Crossing one’s self recalls this seal, and the invocation that is said while making this holy sign calls on our God — the Father, His Son, and the Holy Ghost — and is a sign of our belief; it is both a “mini-creed” that asserts our belief in the Triune God, and a prayer that invokes Him. The Sign of the Cross (often accompanied by spoken or mental recitation of a trinitarian formula) is done by individuals as a prayer and by clergy upon others as an act of blessing. The words “sign of the cross” are used for the large cross traced from forehead to breast and from shoulder to shoulder, such as Catholics are taught to make upon themselves when they begin their prayers. The Sign is required at certain points in the Holy Mass: during the introductory greeting of the service, before the Gospel reading (small Signs on forehead, lips, and heart), and at the final blessing.

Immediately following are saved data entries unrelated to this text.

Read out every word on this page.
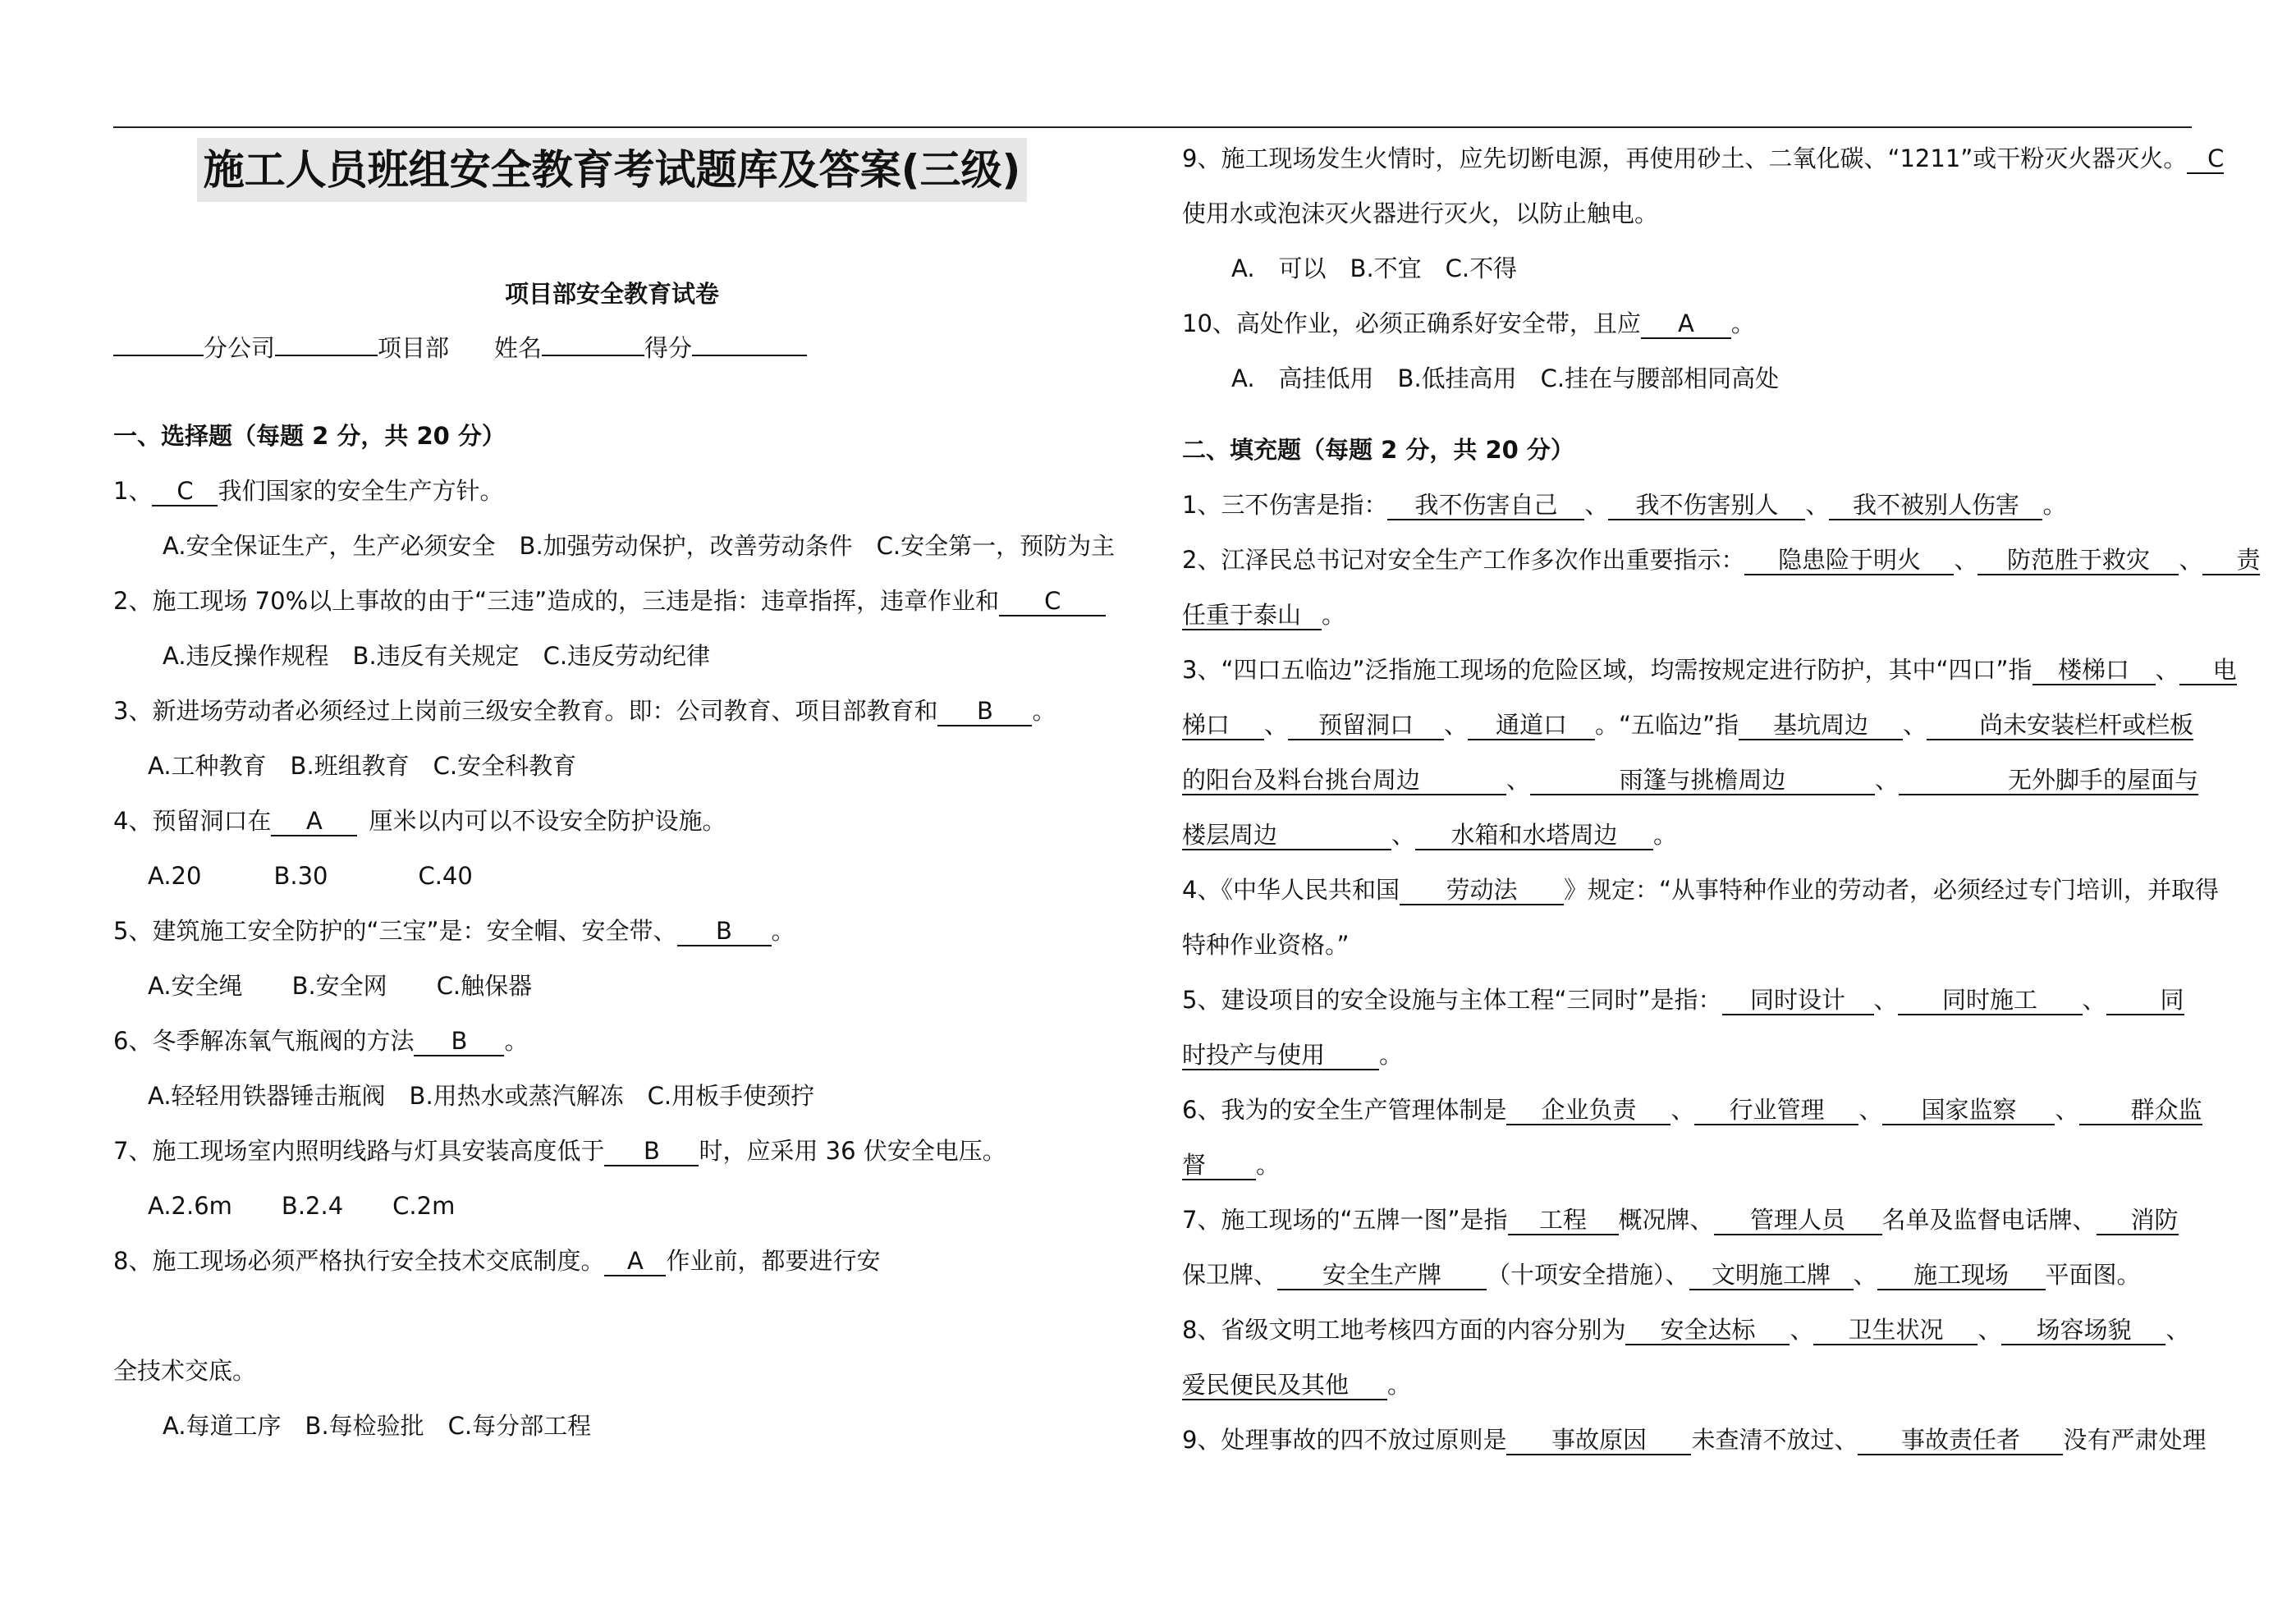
施工人员班组安全教育考试题库及答案(三级)
项目部安全教育试卷
分公司	项目部 姓名	得分
一、选择题（每题 2 分，共 20 分）
1、 C 我们国家的安全生产方针。
A.安全保证生产，生产必须安全　B.加强劳动保护，改善劳动条件　C.安全第一，预防为主
2、施工现场 70%以上事故的由于“三违”造成的，三违是指：违章指挥，违章作业和 C
A.违反操作规程　B.违反有关规定　C.违反劳动纪律
3、新进场劳动者必须经过上岗前三级安全教育。即：公司教育、项目部教育和 B 。
A.工种教育　B.班组教育　C.安全科教育
4、预留洞口在 A 厘米以内可以不设安全防护设施。
A.20	B.30	C.40
5、建筑施工安全防护的“三宝”是：安全帽、安全带、 B 。
A.安全绳 B.安全网 C.触保器
6、冬季解冻氧气瓶阀的方法 B 。
A.轻轻用铁器锤击瓶阀　B.用热水或蒸汽解冻　C.用板手使颈拧
7、施工现场室内照明线路与灯具安装高度低于 B 时，应采用 36 伏安全电压。
A.2.6m B.2.4 C.2m
8、施工现场必须严格执行安全技术交底制度。 A 作业前，都要进行安
全技术交底。
A.每道工序　B.每检验批　C.每分部工程
9、施工现场发生火情时，应先切断电源，再使用砂土、二氧化碳、“1211”或干粉灭火器灭火。 C
使用水或泡沫灭火器进行灭火，以防止触电。
A.　可以　B.不宜　C.不得
10、高处作业，必须正确系好安全带，且应 A 。
A.　高挂低用　B.低挂高用　C.挂在与腰部相同高处
二、填充题（每题 2 分，共 20 分）
1、三不伤害是指： 我不伤害自己 、 我不伤害别人 、 我不被别人伤害 。
2、江泽民总书记对安全生产工作多次作出重要指示： 隐患险于明火 、 防范胜于救灾 、 责
任重于泰山 。
3、“四口五临边”泛指施工现场的危险区域，均需按规定进行防护，其中“四口”指 楼梯口 、 电
梯口 、 预留洞口 、 通道口 。“五临边”指 基坑周边 、 尚未安装栏杆或栏板
的阳台及料台挑台周边	、	雨篷与挑檐周边	、	无外脚手的屋面与
楼层周边	、 水箱和水塔周边 。
4、《中华人民共和国 劳动法 》规定：“从事特种作业的劳动者，必须经过专门培训，并取得
特种作业资格。”
5、建设项目的安全设施与主体工程“三同时”是指： 同时设计 、 同时施工 、 同
时投产与使用 。
6、我为的安全生产管理体制是 企业负责 、 行业管理 、 国家监察 、 群众监
督 。
7、施工现场的“五牌一图”是指 工程 概况牌、 管理人员 名单及监督电话牌、 消防
保卫牌、 安全生产牌 （十项安全措施）、 文明施工牌 、 施工现场 平面图。
8、省级文明工地考核四方面的内容分别为 安全达标 、 卫生状况 、 场容场貌 、
爱民便民及其他 。
9、处理事故的四不放过原则是 事故原因 未查清不放过、 事故责任者 没有严肃处理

The first mention of Christians making the Sign of the Cross is in the 2nd Century. Making the Sign of the Cross before was simply writing a small cross on your forehead using your finger. The sign was used to drive away evil spirits. But today, the sign itself is considered to be a prayer.
According to Pope Benedict XVI (Angelus, September 11, 2005) “making the sign of the cross — as we will do during the blessing — means saying a visible and public “yes” to the One who died and rose for us; saying “yes” to God who in the humility and weakness of His love is the Almightly, stronger than all the power and intelligence of the world.”

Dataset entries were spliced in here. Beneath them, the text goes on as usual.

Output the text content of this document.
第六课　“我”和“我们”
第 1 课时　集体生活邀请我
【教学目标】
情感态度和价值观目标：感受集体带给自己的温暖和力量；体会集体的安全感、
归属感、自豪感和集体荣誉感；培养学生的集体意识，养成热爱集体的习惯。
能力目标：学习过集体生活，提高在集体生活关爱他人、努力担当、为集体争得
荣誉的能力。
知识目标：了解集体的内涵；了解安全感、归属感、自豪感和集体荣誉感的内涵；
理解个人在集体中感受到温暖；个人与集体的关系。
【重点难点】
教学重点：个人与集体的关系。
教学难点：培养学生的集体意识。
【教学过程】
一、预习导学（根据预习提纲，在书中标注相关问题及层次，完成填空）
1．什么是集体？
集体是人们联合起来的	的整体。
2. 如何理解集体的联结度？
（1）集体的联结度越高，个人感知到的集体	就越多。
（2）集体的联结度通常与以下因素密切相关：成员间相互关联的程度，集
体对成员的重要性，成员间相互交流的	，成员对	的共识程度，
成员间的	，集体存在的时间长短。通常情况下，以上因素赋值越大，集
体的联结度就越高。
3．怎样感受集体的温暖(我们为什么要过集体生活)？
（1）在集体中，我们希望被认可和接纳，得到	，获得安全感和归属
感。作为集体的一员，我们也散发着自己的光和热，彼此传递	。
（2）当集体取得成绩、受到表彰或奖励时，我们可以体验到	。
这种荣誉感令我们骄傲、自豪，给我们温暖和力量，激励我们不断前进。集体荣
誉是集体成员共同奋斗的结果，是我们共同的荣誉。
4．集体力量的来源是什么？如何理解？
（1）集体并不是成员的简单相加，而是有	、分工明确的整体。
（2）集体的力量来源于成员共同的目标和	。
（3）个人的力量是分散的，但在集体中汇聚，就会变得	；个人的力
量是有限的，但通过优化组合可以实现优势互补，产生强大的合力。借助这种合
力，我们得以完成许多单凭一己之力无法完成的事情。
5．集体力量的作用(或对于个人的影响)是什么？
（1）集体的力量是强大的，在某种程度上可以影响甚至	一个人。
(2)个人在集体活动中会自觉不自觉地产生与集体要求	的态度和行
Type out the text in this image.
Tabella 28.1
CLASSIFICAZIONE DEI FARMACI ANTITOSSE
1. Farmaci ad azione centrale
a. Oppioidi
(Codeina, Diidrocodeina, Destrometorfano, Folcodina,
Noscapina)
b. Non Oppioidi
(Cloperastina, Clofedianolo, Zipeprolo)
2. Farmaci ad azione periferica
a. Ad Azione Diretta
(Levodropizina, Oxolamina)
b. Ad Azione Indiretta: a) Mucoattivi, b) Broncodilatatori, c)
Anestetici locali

The cross is our seal. We make it with boldness by our fingers on our brow but it doesn’t remain there. It becomes a prayer integrated in everything we do; a prayer over the bread we eat and the cups we drink, in our comings and in goings; before our sleep, when we lie down and when we awake; when we are travelling, and when we are at rest. That was stated by St. Cyril of Jerusalem in his catechetical lecture.
The Sign of the Cross is really a sacred “yes”.